Who hacked Ace's password and posted the substantive, civil comment?
I know many conservatives who do not believe in answering poll questions. Period. I know some University-town liberals who make a great point of trying to go through the line of exit polls again. Of course, I have know way of knowing if the attitudes of the people I know and observe are in any way representative...
Which was early in the summer of 1988. This late in the game a consistently maintained lead, even a small one, does start to be moderately predictive of the election.

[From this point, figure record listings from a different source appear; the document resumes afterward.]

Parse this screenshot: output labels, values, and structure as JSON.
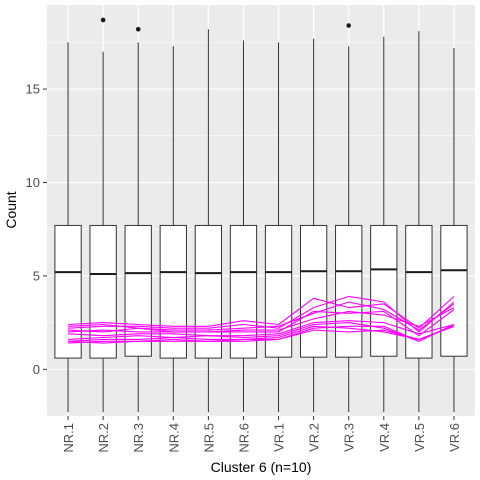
{
  "chart_data": {
    "type": "box",
    "xlabel": "Cluster 6 (n=10)",
    "ylabel": "Count",
    "ylim": [
      -2.5,
      19.5
    ],
    "yticks": [
      0,
      5,
      10,
      15
    ],
    "grid": true,
    "categories": [
      "NR.1",
      "NR.2",
      "NR.3",
      "NR.4",
      "NR.5",
      "NR.6",
      "VR.1",
      "VR.2",
      "VR.3",
      "VR.4",
      "VR.5",
      "VR.6"
    ],
    "boxes": [
      {
        "min": -2.3,
        "q1": 0.6,
        "median": 5.2,
        "q3": 7.7,
        "max": 17.5,
        "outliers": []
      },
      {
        "min": -2.3,
        "q1": 0.6,
        "median": 5.1,
        "q3": 7.7,
        "max": 17.0,
        "outliers": [
          18.7
        ]
      },
      {
        "min": -2.3,
        "q1": 0.7,
        "median": 5.15,
        "q3": 7.7,
        "max": 17.5,
        "outliers": [
          18.2
        ]
      },
      {
        "min": -2.3,
        "q1": 0.6,
        "median": 5.2,
        "q3": 7.7,
        "max": 17.3,
        "outliers": []
      },
      {
        "min": -2.3,
        "q1": 0.6,
        "median": 5.15,
        "q3": 7.7,
        "max": 18.2,
        "outliers": []
      },
      {
        "min": -2.3,
        "q1": 0.6,
        "median": 5.2,
        "q3": 7.7,
        "max": 17.6,
        "outliers": []
      },
      {
        "min": -2.3,
        "q1": 0.65,
        "median": 5.2,
        "q3": 7.7,
        "max": 17.5,
        "outliers": []
      },
      {
        "min": -2.3,
        "q1": 0.65,
        "median": 5.25,
        "q3": 7.7,
        "max": 17.7,
        "outliers": []
      },
      {
        "min": -2.3,
        "q1": 0.65,
        "median": 5.25,
        "q3": 7.7,
        "max": 17.3,
        "outliers": [
          18.4
        ]
      },
      {
        "min": -2.3,
        "q1": 0.7,
        "median": 5.35,
        "q3": 7.7,
        "max": 17.8,
        "outliers": []
      },
      {
        "min": -2.3,
        "q1": 0.6,
        "median": 5.2,
        "q3": 7.7,
        "max": 18.1,
        "outliers": []
      },
      {
        "min": -2.3,
        "q1": 0.7,
        "median": 5.3,
        "q3": 7.7,
        "max": 17.2,
        "outliers": []
      }
    ],
    "line_color": "#ff00ff",
    "series": [
      {
        "values": [
          2.4,
          2.5,
          2.4,
          2.3,
          2.3,
          2.6,
          2.4,
          3.8,
          3.3,
          3.5,
          2.2,
          3.9
        ]
      },
      {
        "values": [
          2.2,
          2.3,
          2.3,
          2.2,
          2.2,
          2.4,
          2.2,
          3.3,
          3.9,
          3.6,
          2.0,
          3.6
        ]
      },
      {
        "values": [
          2.3,
          2.4,
          2.2,
          2.1,
          2.1,
          2.2,
          2.3,
          3.0,
          3.6,
          3.2,
          2.1,
          3.5
        ]
      },
      {
        "values": [
          2.1,
          2.0,
          2.2,
          2.0,
          2.0,
          2.1,
          2.1,
          2.7,
          3.1,
          2.9,
          2.3,
          3.3
        ]
      },
      {
        "values": [
          2.0,
          2.1,
          2.0,
          2.0,
          2.0,
          2.0,
          2.0,
          3.1,
          3.0,
          3.1,
          1.8,
          3.2
        ]
      },
      {
        "values": [
          1.9,
          1.8,
          1.9,
          1.9,
          1.8,
          1.8,
          1.9,
          2.5,
          2.6,
          2.5,
          1.9,
          2.4
        ]
      },
      {
        "values": [
          1.6,
          1.7,
          1.8,
          1.7,
          1.8,
          1.7,
          1.8,
          2.4,
          2.5,
          2.2,
          1.5,
          2.4
        ]
      },
      {
        "values": [
          1.5,
          1.6,
          1.6,
          1.7,
          1.6,
          1.6,
          1.7,
          2.3,
          2.2,
          2.0,
          1.6,
          2.3
        ]
      },
      {
        "values": [
          1.4,
          1.5,
          1.5,
          1.5,
          1.5,
          1.6,
          1.6,
          2.2,
          2.3,
          2.3,
          1.5,
          2.4
        ]
      },
      {
        "values": [
          1.5,
          1.4,
          1.5,
          1.6,
          1.5,
          1.5,
          1.6,
          2.1,
          2.0,
          2.1,
          1.6,
          2.3
        ]
      }
    ]
  }
}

Re: 4.5%? That's a disaster in the making for the Dems
Unless you've invented new laws of arithmetic, 4.5% is a pretty respectable lead and absent some highly improbable electoral college shenanigans, it would be a victorious margin on election day. George W. Bush won in 2004 with a smaller lead than that.

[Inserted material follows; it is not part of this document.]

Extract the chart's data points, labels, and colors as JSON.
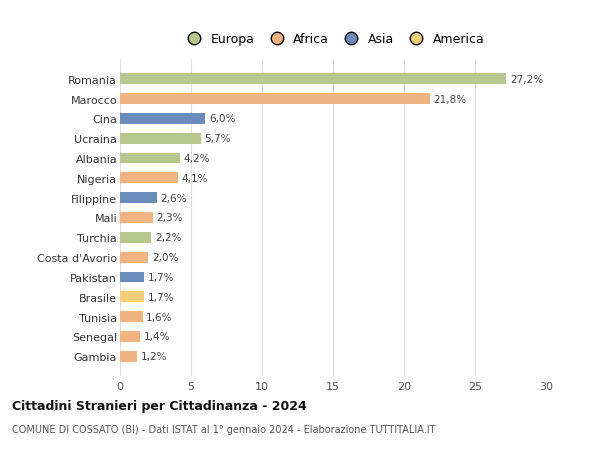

Re: If Palin somehow energizes her base more than we expect,
Energizing a base does not win elections (though it may help fill the campaign coffers). Unless people are so energized they are doing something illegal, like voting, multiple times, an "energized" vote counts the same as a dispirited one. Now let me spell it out for the Right: McCain is blowing this election by toeing the Party Line. To win this one, he needed to pull a Nicholas Sarkoszy stunt and run against George W Bush-- hard against him. Yes, he would need to keep the SoCon stuff (pro Life etc.) because he does need those voters. But he should have come up with some sort of Nixonian plan to bring "Peace with Honor" while bringing the troops home, maybe even pulled an Ike by promising to go to Iraq and make a quick end to that war. And he should be highlighting his differences with Bush on taxes, global warming etc, and promising more of the same. Maybe he should even come up with a Heritage Foundation, Romneyesque plan for universal healthcare. McCain likes to poses as a new Teddy Roosevelt, but so far he falls way short. TR was a GOP progressive. McCain is offering the same old tired ideas along with bondage to the same old special interests and power brokers. He needed to be bold and radical this year-- a lot more bold than just picking an obscure women governor for VP. The GOP can have either the White House or it can have knee-jerk allegiance to the failed ideology of the past. It cannot have both. The GOP is where the Dems were thirty some years ago: they had reached the end of FDR's legacy and could no longer run against Hoover and the Depression. The GOP is at the end of Reagan's legacy, and can no longer run against Jimmy Carter and the 60s.